PHARMACIES ON THE BRINK
Tsunami of closures feared due to ‘£1.2bn shortfall’
MORE than 400 local chemists in England have shut in five years, piling pressure on overstretched GPs, analysis shows.
This led to 2.5 million more GP appointments, said the Association of Independent Multiple Pharmacies.
And it warned a £1.2billion funding shortfall will mean a “tsunami of further pharmacy closures”.
Today AIMP launches its Fight4Pharmacies campaign, urging Government investment in community pharmacy. The Mirror is also fighting for local chemists.

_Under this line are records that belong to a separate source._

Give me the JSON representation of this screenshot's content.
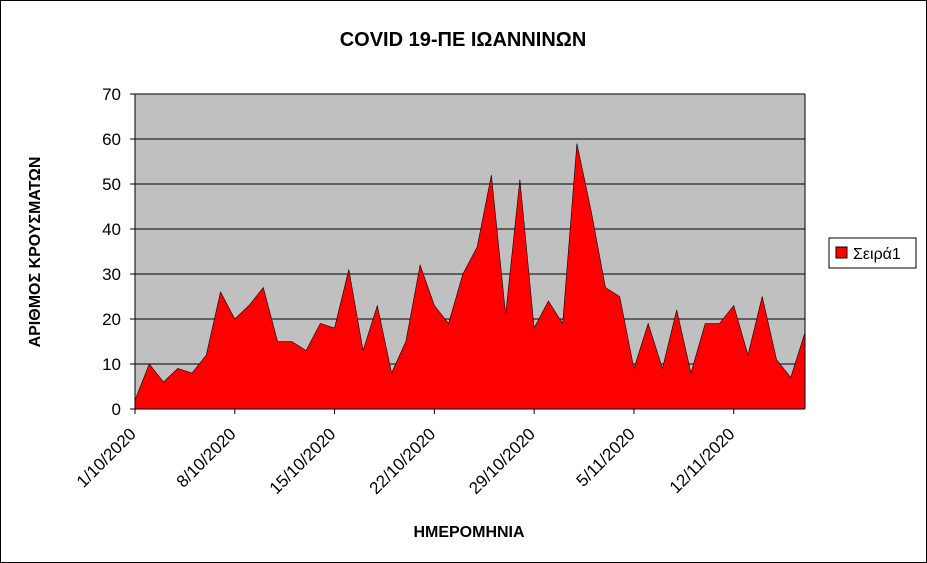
{
  "chart_data": {
    "type": "area",
    "title": "COVID 19-ΠΕ ΙΩΑΝΝΙΝΩΝ",
    "xlabel": "ΗΜΕΡΟΜΗΝΙΑ",
    "ylabel": "ΑΡΙΘΜΟΣ ΚΡΟΥΣΜΑΤΩΝ",
    "ylim": [
      0,
      70
    ],
    "yticks": [
      0,
      10,
      20,
      30,
      40,
      50,
      60,
      70
    ],
    "x_tick_labels": [
      "1/10/2020",
      "8/10/2020",
      "15/10/2020",
      "22/10/2020",
      "29/10/2020",
      "5/11/2020",
      "12/11/2020"
    ],
    "grid": true,
    "plot_background": "#c0c0c0",
    "legend_position": "right",
    "x": [
      "1/10/2020",
      "2/10/2020",
      "3/10/2020",
      "4/10/2020",
      "5/10/2020",
      "6/10/2020",
      "7/10/2020",
      "8/10/2020",
      "9/10/2020",
      "10/10/2020",
      "11/10/2020",
      "12/10/2020",
      "13/10/2020",
      "14/10/2020",
      "15/10/2020",
      "16/10/2020",
      "17/10/2020",
      "18/10/2020",
      "19/10/2020",
      "20/10/2020",
      "21/10/2020",
      "22/10/2020",
      "23/10/2020",
      "24/10/2020",
      "25/10/2020",
      "26/10/2020",
      "27/10/2020",
      "28/10/2020",
      "29/10/2020",
      "30/10/2020",
      "31/10/2020",
      "1/11/2020",
      "2/11/2020",
      "3/11/2020",
      "4/11/2020",
      "5/11/2020",
      "6/11/2020",
      "7/11/2020",
      "8/11/2020",
      "9/11/2020",
      "10/11/2020",
      "11/11/2020",
      "12/11/2020",
      "13/11/2020",
      "14/11/2020",
      "15/11/2020",
      "16/11/2020",
      "17/11/2020"
    ],
    "series": [
      {
        "name": "Σειρά1",
        "color": "#ff0000",
        "values": [
          2,
          10,
          6,
          9,
          8,
          12,
          26,
          20,
          23,
          27,
          15,
          15,
          13,
          19,
          18,
          31,
          13,
          23,
          8,
          15,
          32,
          23,
          19,
          30,
          36,
          52,
          21,
          51,
          18,
          24,
          19,
          59,
          44,
          27,
          25,
          9,
          19,
          9,
          22,
          8,
          19,
          19,
          23,
          12,
          25,
          11,
          7,
          17
        ]
      }
    ]
  }
}
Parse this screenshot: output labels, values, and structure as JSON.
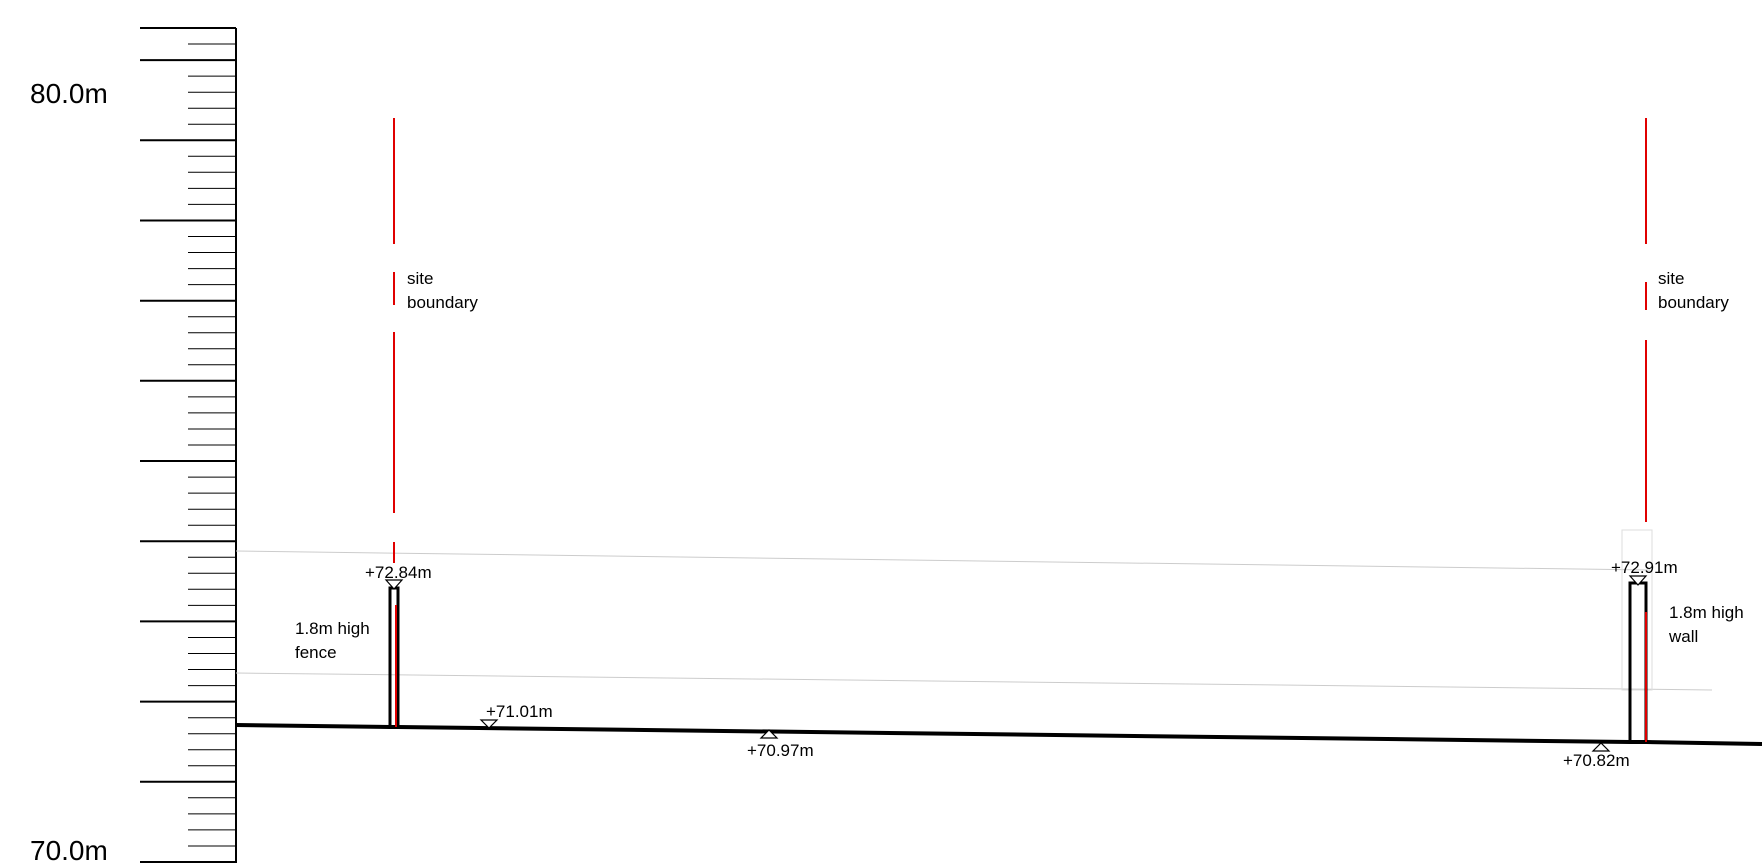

AIMP’s Dr Leyla Hannbeck said: “The loss of community pharmacies results in even more pressure piling on hard-pressed GP surgeries.” She said chemists heroically work excessive hours to help patients, but they are falling into debt and unsure whether they can keep going. Some 90% of pharmacies’ incomes is from the NHS and seven weeks ago the NHS launched its Pharmacy First plan. This was to encourage patients with seven common conditions to seek help from a chemist instead of their doctor, freeing up GPs. But the AIMP said the five-year funding agreement in England failed to account for inflation. So the £2.6bn-per-year deal has meant a realterms funding cut yearon-year, leading to a shortfall of £1.2bn for pharmacies. Dr Hannbeck said: “Chronic underfunding, medicine supply challenges and a dysfunctional reimbursement system have created the perfect storm of pharmacy closures. “If we continue, we risk creating a tsunami of further pharmacy closures.” The Department of Health said it did not recognise the figures. A spokeswoman said up to £645million was available to support the expansion of community pharmacy services. Pharmacy First will free up an anticipated 10 million GP appointments a year, she added.